Dieu est peut-être mort, disait un jour à celui qui écrit ces lignes Gérard de Nerval, confondant le progrès avec Dieu, et prenant l’interruption du mouvement pour la mort de l’Être.

Qui désespère a tort. Le progrès se réveille infailliblement, et, en somme, on pourrait dire qu’il a marché, même endormi, car il a grandi. Quand on le revoit debout, on le retrouve plus haut. Être toujours paisible, cela ne dépend pas plus du progrès que du fleuve ; n’y élevez point de barrage, n’y jetez pas de rocher ; l’obstacle fait écumer l’eau et bouillonner l’humanité. De là des troubles ; mais après ces troubles, on reconnaît qu’il y a du chemin de fait. Jusqu’à ce que l’ordre, qui n’est autre chose que la paix universelle, soit établi, jusqu’à ce que l’harmonie et l’unité règnent, le progrès aura pour étapes les révolutions.

Qu’est ce donc que le Progrès ? Nous venons de le dire. La vie permanente des peuples.

Or, il arrive quelquefois que la vie momentanée des individus fait résistance à la vie éternelle du genre humain.

Avouons-le sans amertume, l’individu a son intérêt distinct, et peut sans forfaiture stipuler pour cet intérêt et le défendre ; le présent a sa quantité excusable d’égoïsme ; la vie momentanée a son droit, et n’est pas tenue de se sacrifier sans cesse à l’avenir. La génération qui a actuellement son tour de passage sur la terre n’est pas forcée de l’abréger pour les générations, ses égales après tout, qui auront leur tour plus tard. — J’existe, murmure ce quelqu’un qui se nomme Tous.
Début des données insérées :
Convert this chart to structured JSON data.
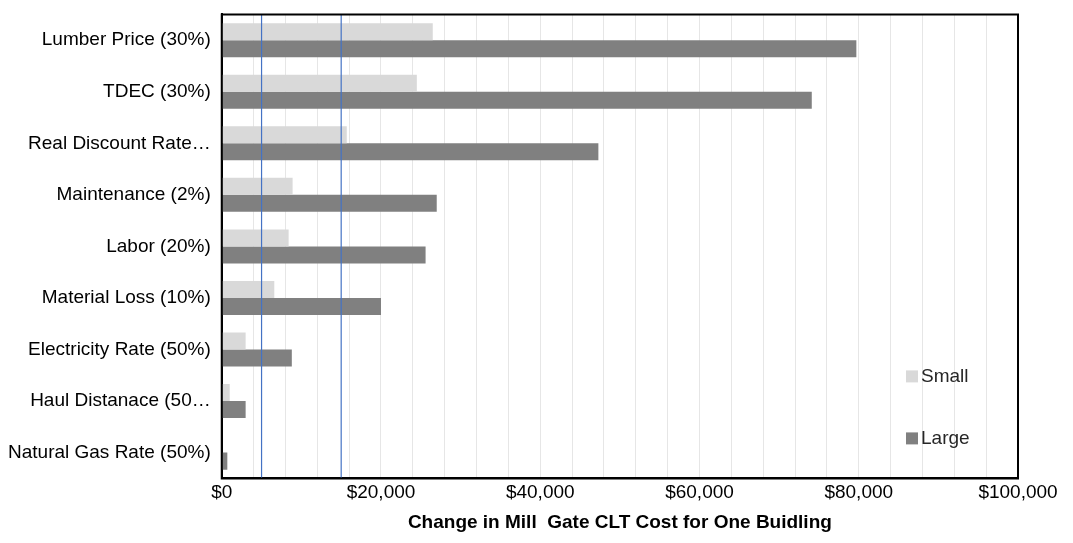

Je suis jeune et je suis amoureux, je suis vieux et je veux me reposer, je suis père de famille, je travaille, je prospère, je fais de bonnes affaires, j’ai des maisons à louer, j’ai de l’argent sur l’état, je suis heureux, j’ai femme et enfants, j’aime tout cela, je désire vivre, laissez-moi tranquille. — De là, à de certaines heures, un froid profond sur les magnanimes avant-gardes du genre humain.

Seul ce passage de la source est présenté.